Cox Collaboratory supports ASU research that is ‘driving’ forward traffic solutions
If the thought of being able to find a parking spot on a busy day with an app as easily as it is to reserve movie tickets sounds appealing, you can rest assured you might never have to worry again about having to circle the block in frustration.
Thanks to a unique partnership between Arizona State University (ASU) and the Cox Connected Environments Collaboratory at ASU, researchers are using cutting-edge technology to create smarter traffic solutions in Arizona and beyond.
“Traffic and travel are things that will never go away and will therefore, always have problems to solve,” said Rachel Hayden, Cox Collaboratory project manager. “Thankfully, with rapid and continuous updates of technology available from both the Cox and ASU sides, it's fairly easy to prototype viable solutions in a timely manner, especially through partnerships such as this."
Last fall, the Collaboratory requested proposals from eligible ASU faculty, researchers and PhD students for innovative solution-based projects that drive impact. Healthcare, education or public safety projects that could leverage connected environments or Internet of Things (IoT) solutions were preferred. The Collaboratory then provided funding and other necessary resources to the selected proposals.
ASU researchers and funding recipients Dr. Junfeng Zhao and Dr. Yan Chen, both with the Ira A. Fulton Schools of Engineering, are tackling two different, yet equally important, challenges: connected autonomous vehicles (CAV) and intelligent parking systems. Their respective projects, both being tested and conducted at the Polytechnic campus, were selected by the Collaboratory team; a total of $430,000 funded all projects.
Project spotlight: Intelligent parking
The idea for the Intelligent Parking project started with frustration over finding a parking spot – something we can all relate to.
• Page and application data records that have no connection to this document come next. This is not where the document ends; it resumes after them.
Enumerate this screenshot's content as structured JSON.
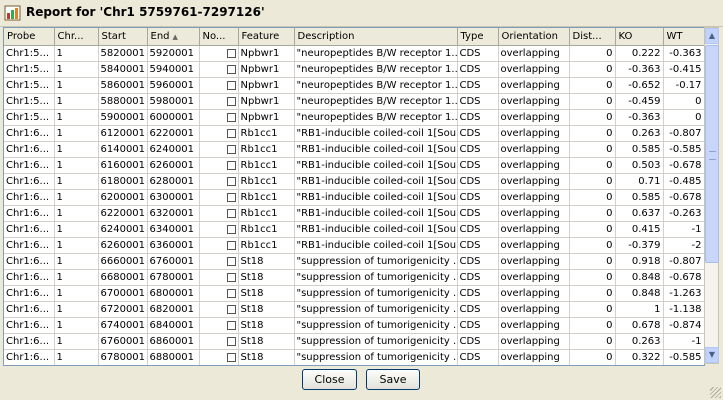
{
  "window": {
    "title": "Report for 'Chr1 5759761-7297126'",
    "icon": "chart-report-icon"
  },
  "table": {
    "columns": [
      "Probe",
      "Chr...",
      "Start",
      "End",
      "No...",
      "Feature",
      "Description",
      "Type",
      "Orientation",
      "Dist...",
      "KO",
      "WT"
    ],
    "sorted_column": "End",
    "rows": [
      [
        "Chr1:5...",
        "1",
        "5820001",
        "5920001",
        "",
        "Npbwr1",
        "\"neuropeptides B/W receptor 1...",
        "CDS",
        "overlapping",
        "0",
        "0.222",
        "-0.363"
      ],
      [
        "Chr1:5...",
        "1",
        "5840001",
        "5940001",
        "",
        "Npbwr1",
        "\"neuropeptides B/W receptor 1...",
        "CDS",
        "overlapping",
        "0",
        "-0.363",
        "-0.415"
      ],
      [
        "Chr1:5...",
        "1",
        "5860001",
        "5960001",
        "",
        "Npbwr1",
        "\"neuropeptides B/W receptor 1...",
        "CDS",
        "overlapping",
        "0",
        "-0.652",
        "-0.17"
      ],
      [
        "Chr1:5...",
        "1",
        "5880001",
        "5980001",
        "",
        "Npbwr1",
        "\"neuropeptides B/W receptor 1...",
        "CDS",
        "overlapping",
        "0",
        "-0.459",
        "0"
      ],
      [
        "Chr1:5...",
        "1",
        "5900001",
        "6000001",
        "",
        "Npbwr1",
        "\"neuropeptides B/W receptor 1...",
        "CDS",
        "overlapping",
        "0",
        "-0.363",
        "0"
      ],
      [
        "Chr1:6...",
        "1",
        "6120001",
        "6220001",
        "",
        "Rb1cc1",
        "\"RB1-inducible coiled-coil 1[Sou...",
        "CDS",
        "overlapping",
        "0",
        "0.263",
        "-0.807"
      ],
      [
        "Chr1:6...",
        "1",
        "6140001",
        "6240001",
        "",
        "Rb1cc1",
        "\"RB1-inducible coiled-coil 1[Sou...",
        "CDS",
        "overlapping",
        "0",
        "0.585",
        "-0.585"
      ],
      [
        "Chr1:6...",
        "1",
        "6160001",
        "6260001",
        "",
        "Rb1cc1",
        "\"RB1-inducible coiled-coil 1[Sou...",
        "CDS",
        "overlapping",
        "0",
        "0.503",
        "-0.678"
      ],
      [
        "Chr1:6...",
        "1",
        "6180001",
        "6280001",
        "",
        "Rb1cc1",
        "\"RB1-inducible coiled-coil 1[Sou...",
        "CDS",
        "overlapping",
        "0",
        "0.71",
        "-0.485"
      ],
      [
        "Chr1:6...",
        "1",
        "6200001",
        "6300001",
        "",
        "Rb1cc1",
        "\"RB1-inducible coiled-coil 1[Sou...",
        "CDS",
        "overlapping",
        "0",
        "0.585",
        "-0.678"
      ],
      [
        "Chr1:6...",
        "1",
        "6220001",
        "6320001",
        "",
        "Rb1cc1",
        "\"RB1-inducible coiled-coil 1[Sou...",
        "CDS",
        "overlapping",
        "0",
        "0.637",
        "-0.263"
      ],
      [
        "Chr1:6...",
        "1",
        "6240001",
        "6340001",
        "",
        "Rb1cc1",
        "\"RB1-inducible coiled-coil 1[Sou...",
        "CDS",
        "overlapping",
        "0",
        "0.415",
        "-1"
      ],
      [
        "Chr1:6...",
        "1",
        "6260001",
        "6360001",
        "",
        "Rb1cc1",
        "\"RB1-inducible coiled-coil 1[Sou...",
        "CDS",
        "overlapping",
        "0",
        "-0.379",
        "-2"
      ],
      [
        "Chr1:6...",
        "1",
        "6660001",
        "6760001",
        "",
        "St18",
        "\"suppression of tumorigenicity ...",
        "CDS",
        "overlapping",
        "0",
        "0.918",
        "-0.807"
      ],
      [
        "Chr1:6...",
        "1",
        "6680001",
        "6780001",
        "",
        "St18",
        "\"suppression of tumorigenicity ...",
        "CDS",
        "overlapping",
        "0",
        "0.848",
        "-0.678"
      ],
      [
        "Chr1:6...",
        "1",
        "6700001",
        "6800001",
        "",
        "St18",
        "\"suppression of tumorigenicity ...",
        "CDS",
        "overlapping",
        "0",
        "0.848",
        "-1.263"
      ],
      [
        "Chr1:6...",
        "1",
        "6720001",
        "6820001",
        "",
        "St18",
        "\"suppression of tumorigenicity ...",
        "CDS",
        "overlapping",
        "0",
        "1",
        "-1.138"
      ],
      [
        "Chr1:6...",
        "1",
        "6740001",
        "6840001",
        "",
        "St18",
        "\"suppression of tumorigenicity ...",
        "CDS",
        "overlapping",
        "0",
        "0.678",
        "-0.874"
      ],
      [
        "Chr1:6...",
        "1",
        "6760001",
        "6860001",
        "",
        "St18",
        "\"suppression of tumorigenicity ...",
        "CDS",
        "overlapping",
        "0",
        "0.263",
        "-1"
      ],
      [
        "Chr1:6...",
        "1",
        "6780001",
        "6880001",
        "",
        "St18",
        "\"suppression of tumorigenicity ...",
        "CDS",
        "overlapping",
        "0",
        "0.322",
        "-0.585"
      ]
    ]
  },
  "buttons": {
    "close": "Close",
    "save": "Save"
  },
  "colors": {
    "window_bg": "#ece9d8",
    "grid_line": "#d4d0c8",
    "border_blue": "#7f9db9"
  }
}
“Finding parking can be such a waste of time and fuel and so frustrating because it doesn't seem like we'll ever have enough parking spaces,” said Dr. Zhao, assistant professor and project lead. "Even if there are enough, sometimes it's still difficult to find available parking spots, especially at locations on campus, in the city or the airport. The whole idea of this project was that we wanted to utilize artificial intelligence (AI), computer vision and IoT techniques to better facilitate the user parking experience.”
Zhao’s Intelligent Parking prototype utilizes a Web User Interface (UI), a GoPro camera and computer vision to identify and sort available and occupied spots in a parking lot. Through the Web UI, users can choose available parking spots of their preference, or the interface can show them the closest available parking spaces to their location.
“When you select the spot you prefer, you’ll be taken to a custom navigation,” said Zhao. “We have designed a navigator through a Google API, with its own algorithm. Once you're parked, the camera sees that your parking space is now occupied and will visually tag it in the UI’s database in real time.”
Cox is not only funding the work of Zhao and his team of graduate students — with varied backgrounds in computer science, information technology and mechanical engineering — but also providing the communications infrastructure. Zhao anticipates Phase I of the project will be complete in early June.
While the team is currently working with a parking lot as a model, Zhao anticipates the next steps will be to help those parking on streets to find parking more efficiently. He also anticipates the ability to create a mobile app to do everything the test Web UI is now doing to track parking in an area.
“We're glad that we have this opportunity to work with Cox,” said Zhao. “With our working prototype, we are currently discussing the protection of this project’s IP, and even potential opportunities for commercialization once it’s complete.”
Project spotlight: CAV
Assistant professor Chen and his team of two graduate students have been focused on the intra-network communication between autonomous vehicles since the beginning of the calendar year. Ideally, in the near future, Chen’s work will also focus on the vehicles’ control and communications with their respective surrounding urban infrastructures.
Through funding from Cox, the goal of this first phase of Chen’s project is to enable autonomous vehicles on the road to be able to communicate with one another. This communication will allow the vehicles to maneuver together in sync, with the overall result expected to be improved traffic safety and efficiency.
“Currently we are using state of the art communication technology provided by Cox, over a private, local network,” said Chen. “The three test vehicles we’re working with — each about the size of a large, wide skateboard — use advanced communications over this network that functions with high-speed, high-capacity and low latency (delay), very similar to a 5G network.”
Chen intentionally sought out the opportunity to work with the Cox network because, according to him and his own testing, other competitors were not providing true 5G network capabilities.
Chen and his team will be working on this first phase of the project likely through the end of summer.
But their plans don’t end there.
“We’d like to get the vehicles communicating with their surrounding environments, using built-in or attached sensors,” said Chen. “That would allow us to do more advanced driving and maneuverability tasks.”
The research being conducted by Zhao and Chen has the potential to revolutionize the way we travel and park in our cities. Courtesy of the ASU Cox Collaboratory partnership, a future with safer, smarter traffic and creative parking solutions is getting closer every day.